Human Rights and the Global Environment: Rights-based Approaches to Environmental Protection at the International Level
This event by Prof. Dinah Shelton, the Patricia Roberts Harris Professor of law at George Washington University, focused on linking human rights and environmental protection by looking at the history of this linkage, the gaps, and the problems that states and institutions face when addressing human rights and the environment. Shelton looked at these issues in the context of theory, international instruments, domestic law instruments, and jurisprudence. Prof. Shelton is the author of two prize-winning books, Protecting Human Rights in the Americas (winner of the 1982 Inter-American Bar Association Book Prize) and Remedies in International Human Rights Law (awarded the 2000 Certificate of Merit, American Society of International Law). She has also authored many other articles and books on international law, human rights law, and international environmental law.
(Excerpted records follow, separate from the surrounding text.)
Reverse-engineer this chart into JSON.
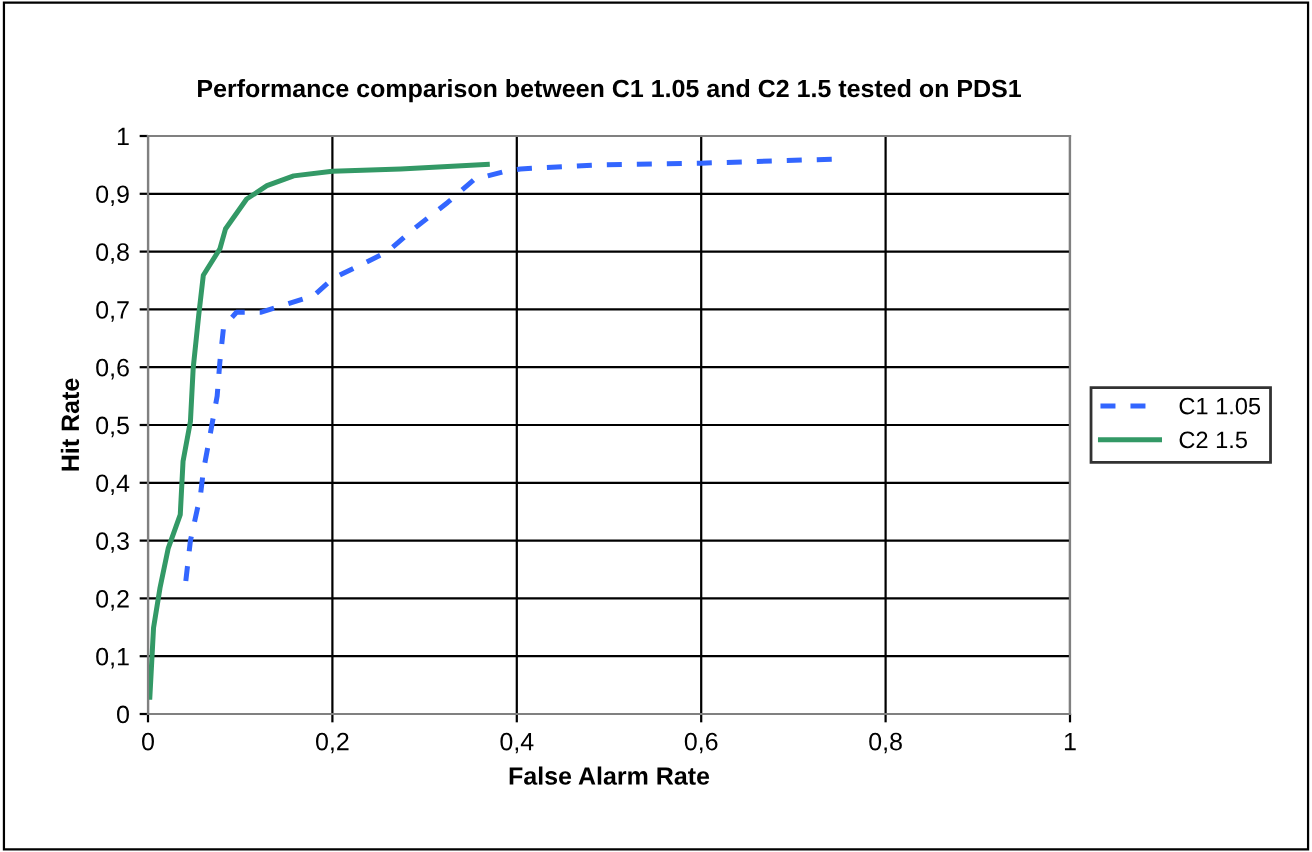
{
  "chart_data": {
    "type": "line",
    "title": "Performance comparison between C1 1.05 and C2 1.5 tested on PDS1",
    "xlabel": "False Alarm Rate",
    "ylabel": "Hit Rate",
    "xlim": [
      0,
      1
    ],
    "ylim": [
      0,
      1
    ],
    "xticks": [
      {
        "value": 0,
        "label": "0"
      },
      {
        "value": 0.2,
        "label": "0,2"
      },
      {
        "value": 0.4,
        "label": "0,4"
      },
      {
        "value": 0.6,
        "label": "0,6"
      },
      {
        "value": 0.8,
        "label": "0,8"
      },
      {
        "value": 1,
        "label": "1"
      }
    ],
    "yticks": [
      {
        "value": 0,
        "label": "0"
      },
      {
        "value": 0.1,
        "label": "0,1"
      },
      {
        "value": 0.2,
        "label": "0,2"
      },
      {
        "value": 0.3,
        "label": "0,3"
      },
      {
        "value": 0.4,
        "label": "0,4"
      },
      {
        "value": 0.5,
        "label": "0,5"
      },
      {
        "value": 0.6,
        "label": "0,6"
      },
      {
        "value": 0.7,
        "label": "0,7"
      },
      {
        "value": 0.8,
        "label": "0,8"
      },
      {
        "value": 0.9,
        "label": "0,9"
      },
      {
        "value": 1,
        "label": "1"
      }
    ],
    "grid": true,
    "legend": "right",
    "marker": "none",
    "series": [
      {
        "name": "C1 1.05",
        "color": "#3366ff",
        "line_style": "dashed",
        "x": [
          0.041,
          0.046,
          0.057,
          0.06,
          0.067,
          0.075,
          0.078,
          0.082,
          0.096,
          0.122,
          0.18,
          0.2,
          0.26,
          0.288,
          0.325,
          0.354,
          0.39,
          0.404,
          0.49,
          0.6,
          0.745
        ],
        "values": [
          0.23,
          0.3,
          0.38,
          0.42,
          0.48,
          0.55,
          0.61,
          0.67,
          0.695,
          0.695,
          0.724,
          0.753,
          0.8,
          0.839,
          0.885,
          0.925,
          0.94,
          0.943,
          0.95,
          0.953,
          0.96
        ]
      },
      {
        "name": "C2 1.5",
        "color": "#339966",
        "line_style": "solid",
        "x": [
          0.002,
          0.006,
          0.013,
          0.022,
          0.035,
          0.038,
          0.046,
          0.049,
          0.055,
          0.06,
          0.078,
          0.084,
          0.107,
          0.129,
          0.158,
          0.2,
          0.274,
          0.368
        ],
        "values": [
          0.029,
          0.149,
          0.218,
          0.287,
          0.345,
          0.437,
          0.506,
          0.598,
          0.69,
          0.759,
          0.805,
          0.839,
          0.891,
          0.914,
          0.931,
          0.939,
          0.943,
          0.951
        ]
      }
    ]
  }
}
Reparations After Massive Human Rights Abuses
This presentation by Naomi Roht-Arriaza, Professor of Law at UC Hastings, examined the budgeting, planning and restitution of goods of countries handling reparations and the problems and benefits that arise. Roht-Arriaza also addressed the problems of the internal cultural negative attitude of the state towards victims and its affect on their managing of reparations. Prof. Naomi Roht-Arriaza has also written numerous articles on the accountability of both state and corporate, for human rights violations as well as on other human rights, international criminal law and global environmental issues.